Of Polymers and Data Centers

While polymer-based data communications has found viable niches in home networking and in the automotive industry, there has been no success in bring polymers in the data center.  Polymer datacom start ups have risen and fallen.  One recalls, especially, Telephotonics, which had very ambitious plans to create a full range of polymer-based optical components for the telecommunications industry.

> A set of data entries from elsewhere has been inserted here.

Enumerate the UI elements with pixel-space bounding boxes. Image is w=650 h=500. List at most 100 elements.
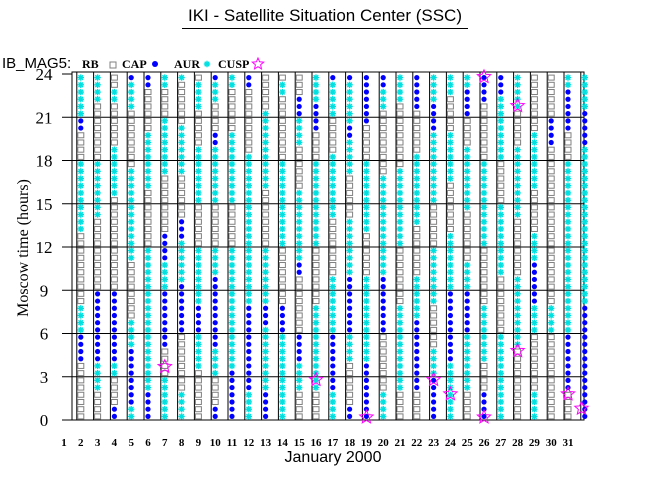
mark-rb [77, 406, 85, 413]
mark-rb [530, 341, 538, 348]
mark-aur [497, 132, 504, 139]
mark-rb [312, 290, 320, 297]
mark-rb [430, 204, 438, 211]
mark-cap [363, 392, 369, 398]
mark-rb [110, 103, 118, 110]
mark-aur [279, 384, 286, 391]
mark-rb [178, 204, 186, 211]
mark-rb [77, 398, 85, 405]
mark-rb [480, 146, 488, 153]
mark-cap [212, 406, 218, 412]
mark-rb [547, 348, 555, 355]
mark-aur [245, 168, 252, 175]
x-tick-label: 15 [294, 437, 306, 449]
mark-aur [77, 182, 84, 189]
mark-aur [245, 276, 252, 283]
mark-aur [279, 341, 286, 348]
mark-rb [480, 370, 488, 377]
mark-rb [480, 290, 488, 297]
mark-cap [296, 334, 302, 340]
mark-aur [380, 413, 387, 420]
mark-cap [279, 305, 285, 311]
mark-aur [564, 204, 572, 211]
mark-rb [446, 189, 454, 196]
mark-aur [564, 261, 572, 269]
mark-rb [228, 117, 236, 124]
mark-rb [278, 110, 286, 117]
mark-aur [346, 348, 353, 355]
mark-rb [228, 125, 236, 132]
mark-rb [278, 139, 286, 146]
mark-rb [446, 96, 454, 103]
mark-aur [363, 290, 370, 298]
mark-aur [531, 182, 538, 189]
mark-aur [111, 146, 118, 153]
mark-rb [211, 225, 219, 232]
mark-rb [430, 312, 438, 319]
mark-aur [396, 305, 404, 312]
mark-aur [195, 341, 202, 348]
mark-aur [245, 225, 252, 233]
mark-rb [346, 197, 354, 204]
mark-aur [128, 333, 135, 341]
mark-rb [161, 348, 169, 355]
mark-rb [396, 247, 404, 254]
mark-rb [547, 413, 555, 420]
mark-rb [295, 175, 303, 182]
mark-rb [396, 125, 404, 132]
mark-aur [497, 377, 504, 384]
mark-cap [95, 305, 101, 311]
mark-aur [195, 269, 202, 276]
mark-aur [312, 175, 320, 182]
mark-cap [347, 320, 353, 326]
mark-aur [447, 398, 454, 406]
x-tick-label: 13 [260, 437, 272, 449]
mark-cap [246, 75, 252, 81]
mark-rb [413, 269, 421, 276]
mark-aur [380, 96, 387, 103]
mark-aur [413, 168, 420, 175]
mark-aur [296, 240, 303, 247]
mark-rb [480, 276, 488, 283]
mark-aur [581, 81, 588, 89]
mark-rb [194, 406, 202, 413]
mark-cap [296, 111, 302, 117]
mark-rb [413, 398, 421, 405]
mark-rb [161, 175, 169, 182]
mark-rb [77, 240, 85, 247]
mark-aur [245, 398, 252, 406]
mark-aur [363, 218, 370, 225]
mark-rb [161, 182, 169, 189]
mark-rb [379, 168, 387, 175]
mark-rb [396, 406, 404, 413]
mark-aur [245, 405, 252, 413]
mark-aur [413, 204, 420, 211]
mark-rb [547, 362, 555, 369]
mark-aur [245, 240, 252, 247]
mark-rb [480, 262, 488, 269]
mark-cap [363, 413, 369, 419]
mark-aur [581, 232, 588, 240]
mark-rb [94, 139, 102, 146]
mark-rb [547, 204, 555, 211]
mark-aur [363, 189, 370, 197]
mark-aur [430, 74, 437, 81]
mark-rb [547, 81, 555, 88]
mark-aur [312, 240, 320, 247]
mark-aur [564, 290, 572, 298]
mark-rb [127, 312, 135, 319]
mark-rb [463, 233, 471, 240]
mark-rb [547, 153, 555, 160]
mark-aur [144, 305, 152, 312]
mark-aur [346, 261, 353, 269]
mark-cap [431, 384, 437, 391]
mark-rb [530, 103, 538, 110]
mark-aur [430, 269, 437, 276]
mark-rb [77, 139, 85, 146]
mark-rb [413, 240, 421, 247]
mark-rb [77, 269, 85, 276]
mark-rb [295, 153, 303, 160]
mark-aur [128, 232, 135, 240]
mark-aur [144, 254, 152, 262]
mark-aur [413, 211, 420, 218]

Large specialty chemical firms – including Dow, DuPont and Dow Corning — have promised polymer optical components but said promises have not produced much.

CIR believes that this is about to change and polymer photonics is finally emerging as a viable solution for data centers.  Whereas the old polymer photonics was mostly focused on plastic optical fiber (POF), the new approach is all about polymer waveguides.  And while the old “polymer photonics” was technology in search of an application, today’s polymer photonics lowers the cost of handling “big data” in routers, switches and data centers which makes for an actual business case.

Backplanes will soon be lit

The point here is that the tidal wave of “big data” that is washing over data centers will create a need for powerful interconnects to connect up the PCBs inside boxes. First this trend will be seen in backplanes then in server motherboards.  The obvious strategy here is to revision backplanes and motherboards as optical rather than electrical systems.

Designs for optical boards can be taken directly from the world of supercomputing where optical backplanes have been around for several decades.  But the commercial aspects of optical boards for the data center are very different to the supercomputing world. The literature suggests that optical boards would be more expensive than the the equivalent electrical boards by as much as an order of magnitude.

However much the need is for optical boards in the data center, no OEM is going to consider pushing up the price of its routers and switches (except for the largest boxes) to accommodate the cost of optical boards, since few data center managers would have the budget for such boxes.

The need to reduce the cost of optical boards is partly being addresses by industry efforts to create standards for optical boards.  But part of the cost reduction strategy must certainly address how boards can be better built – and polymer waveguides is part of this story.

IBM and the Others

IBM has evangelized for polymer waveguides for quite a number of years now in the form of scattered announcements and presentations.   The starting point for understanding how polymer waveguides can create opportunities is an examination of what IBM has done in this space so far.

IBM favors polymer waveguides as the technology of choice for optical boards because of:

(1) the ease with which they can be fabricated and integrated onto a board
(2) the low cost of fabricating the waveguides themselves and
(3) their high density.
These all speak to lower costs in future.  Why IBM is enthusiastic about polymer waveguide-based optical boards is presented in Exhibit I.

What we don’t know yet is how long before we see this kind of polymer optics in data center boxes.  Both Cisco and Juniper have adopted optical backplanes for very large boxes in the past (not using polymer photonics).  Ericsson and Oracle (via Sun Microsystems) continue to do so.  So there is some precedent for deployment in the data center.  If IBM is correct about the virtues of polymer waveguides it would be no surprise to see some partnerships emerge to bring polymer waveguide backplanes to the data centers sooner rather than later.

However, for optical backplanes and motherboards to really make an impact in the data center, CIR believes that some outstanding technical issues must still be dealt with.  Thermal issues are still problem as is alignment. These will both need to be dealt with before optical boards become common in datacom boxes.

So the evolution of optical boards for the data center may be two-phased.  Some early deployment over the next few years, with productization of optical boards occurring in a three to six-year time frame.

Uncertainties

But there are plenty of uncertainties. One, of course, is that something other than polymer waveguides may win out in the optical board stakes.  Other possibilities are glass fiber, POF, one of the many other kinds of waveguides, and active boards with embedded VCSELs.

Assuming that polymer waveguides make the final cut, however, there are a number of firms that one should watch to see how the optical backplane business is emerging.  Chances are that IBM will be at the center of it all and that Juniper and Cisco will have a foot in the door.  We suspect that some polymer firm will also be part of the supplier mix.

The new Dow Chemical-DuPont-Dow Corning conglomerate would seem to be the place to look in this regard, since all three have done R&D in the areas of polymer photonics.  Sumitomo could be another player.  There is room for start-ups too, we expect. But we note that polymer data com start-ups have popped up occasionally over the past twenty years, but do not seem to have been long-lived.